Michigan Tech Summer Reading Focuses on 1950s Racial Violence

Susan Carol McCarthy's "Lay That Trumpet in Our Hands"
Susan Carol McCarthy's "Lay That Trumpet in Our Hands"

In 2009, “terrorism” evokes 9/11, car bombs in Kabul, and genocide in the Congo. But in the United States of 1951, terrorism was as American as apple pie.

First-year students at Michigan Technological University are learning about America’s homegrown barbarism in their summer reading selection, “Lay that Trumpet in Our Hands.”

“It’s a story of the 1950s in Florida, when there were horrible atrocities committed against blacks and anyone else who wasn’t approved of by the Klan,” said humanities professor Robert Johnson, an organizer of the Reading as Inquiry program. “It’s fiction, but it is based on fact.”

“Lay That Trumpet in Our Hands,” by Susan Carol McCarthy, is the coming-of-age story of young Reesa McMahon, the daughter of an orange grower, set against a backdrop of hatred and racial violence in the South.

Last year, new first-year students were assigned to read “Three Cups of Tea: One Man's Mission to Promote Peace . . . One School at a Time,” by Greg Mortenson, which describes his efforts to work with Afghan villagers to build schools for girls in the face of Islamist violence and gender oppression. “This year we decided to turn our eyes to the domestic,” Johnson said. “‘Lay That Trumpet in Our Hands’ touches on sensitive issues of race and terror that are very relevant to the current time. Back in the 1950s, there was rampant violence in Florida; people disappeared, a Jewish center was bombed, even Catholics were targeted.”

The author will come to campus to talk with students and give a lecture on Tuesday, Aug. 25, from 8 to 9:30 p.m. in the Rozsa Center. McCarthy will be joined by Evangeline Moore, now 80, the daughter of two voter registration activists who were killed when their home was bombed. The event is free and open to the public.

In 1991, the Orlando Sentinel published a series of articles on a number of shocking race crimes dating from 1951-52, including the murder of Moore’s parents. Those stories, and a startling letter from McCarthy’s father describing his cooperation with the FBI, became the basis for her award-winning debut novel.

“It’s a very powerful book, and it’s been quite popular in summer reading programs for colleges all over the country,” Johnson said. “We’re excited to have it here.”

Most first-year students will discuss the book in groups from 8:30 to 10 a.m. on Wednesday, Aug. 26. Groups for parents and family members who have read the book will be held Saturday, Aug. 22, in Fisher 135. Discussions for student athletes, who arrive on campus this week, will be held Thursday, Aug. 20, from 10:30 to 11:30 a.m. in Memorial Union Ballroom B.

In addition, McCarthy and Moore will be addressing students at Finlandia University, which has also chosen “Lay That Trumpet in Our Hands” as its summer reading selection.

The Reading as Inquiry program is supported in part by a generous donation from David and Elsa Brule of Iron Mountain.
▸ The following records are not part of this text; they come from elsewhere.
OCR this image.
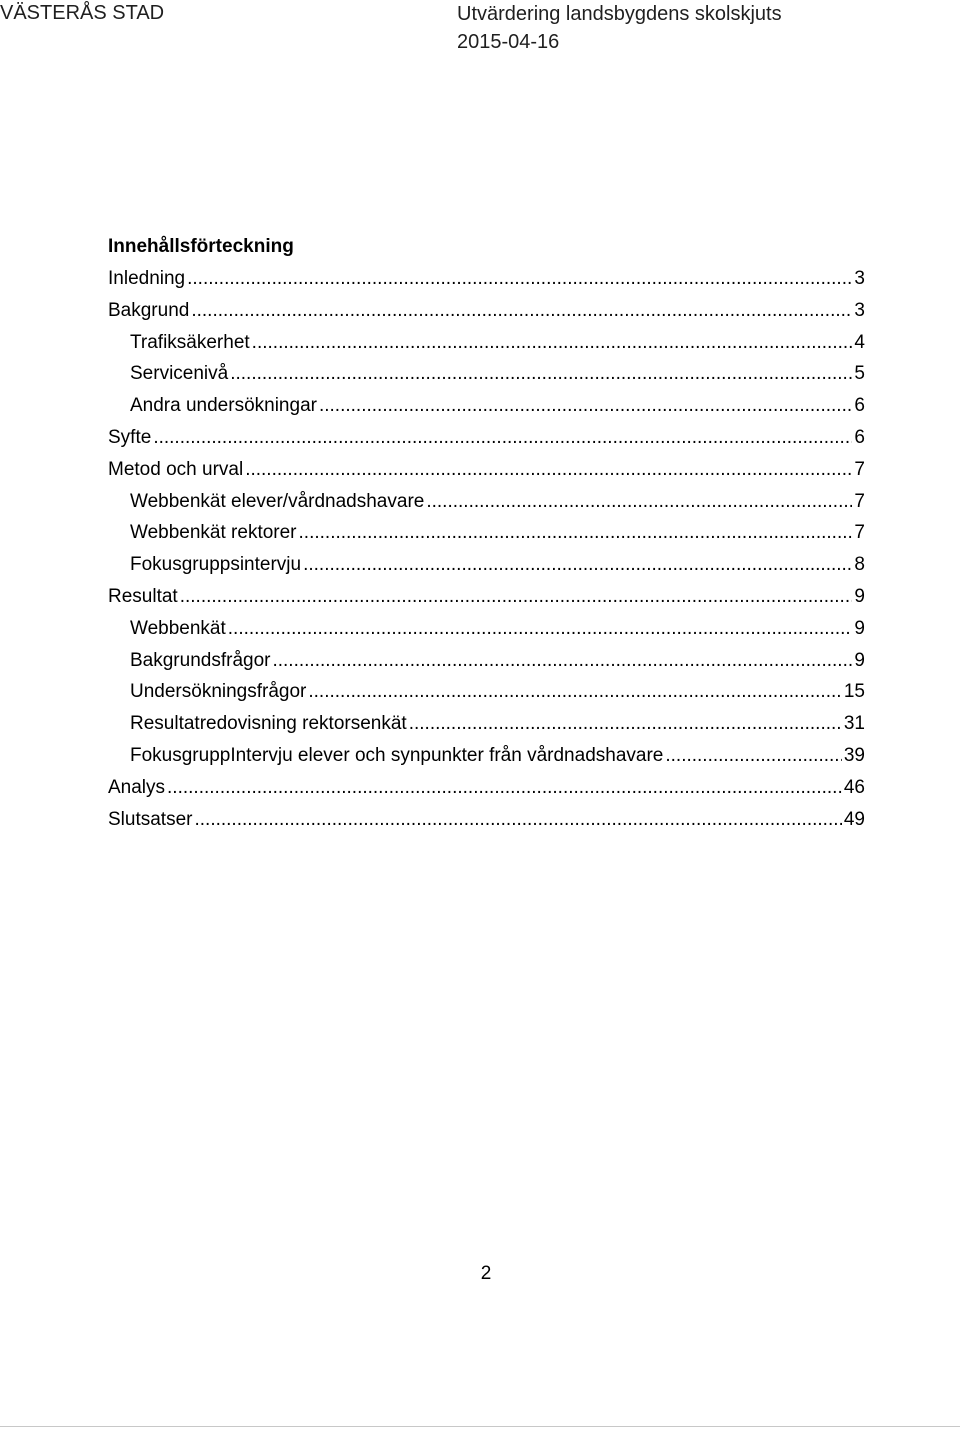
VÄSTERÅS STAD	Utvärdering landsbygdens skolskjuts
2015-04-16
Innehållsförteckning
Inledning .....	3
Bakgrund .....	3
Trafiksäkerhet .....	4
Servicenivå .....	5
Andra undersökningar .....	6
Syfte .....	6
Metod och urval .....	7
Webbenkät elever/vårdnadshavare .....	7
Webbenkät rektorer .....	7
Fokusgruppsintervju .....	8
Resultat .....	9
Webbenkät .....	9
Bakgrundsfrågor .....	9
Undersökningsfrågor .....	15
Resultatredovisning rektorsenkät .....	31
FokusgruppIntervju elever och synpunkter från vårdnadshavare .....	39
Analys .....	46
Slutsatser .....	49
2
Mr. Brule is a former member of Michigan Tech’s Board of Trustees.

Michigan Technological University is a public research university founded in 1885 in Houghton, Michigan, and is home to more than 7,000 students from 55 countries around the world. Consistently ranked among the best universities in the country for return on investment, Michigan’s flagship technological university offers more than 120 undergraduate and graduate degree programs in science and technology, engineering, computing, forestry, business and economics, health professions, humanities, mathematics, social sciences, and the arts. The rural campus is situated just miles from Lake Superior in Michigan's Upper Peninsula, offering year-round opportunities for outdoor adventure.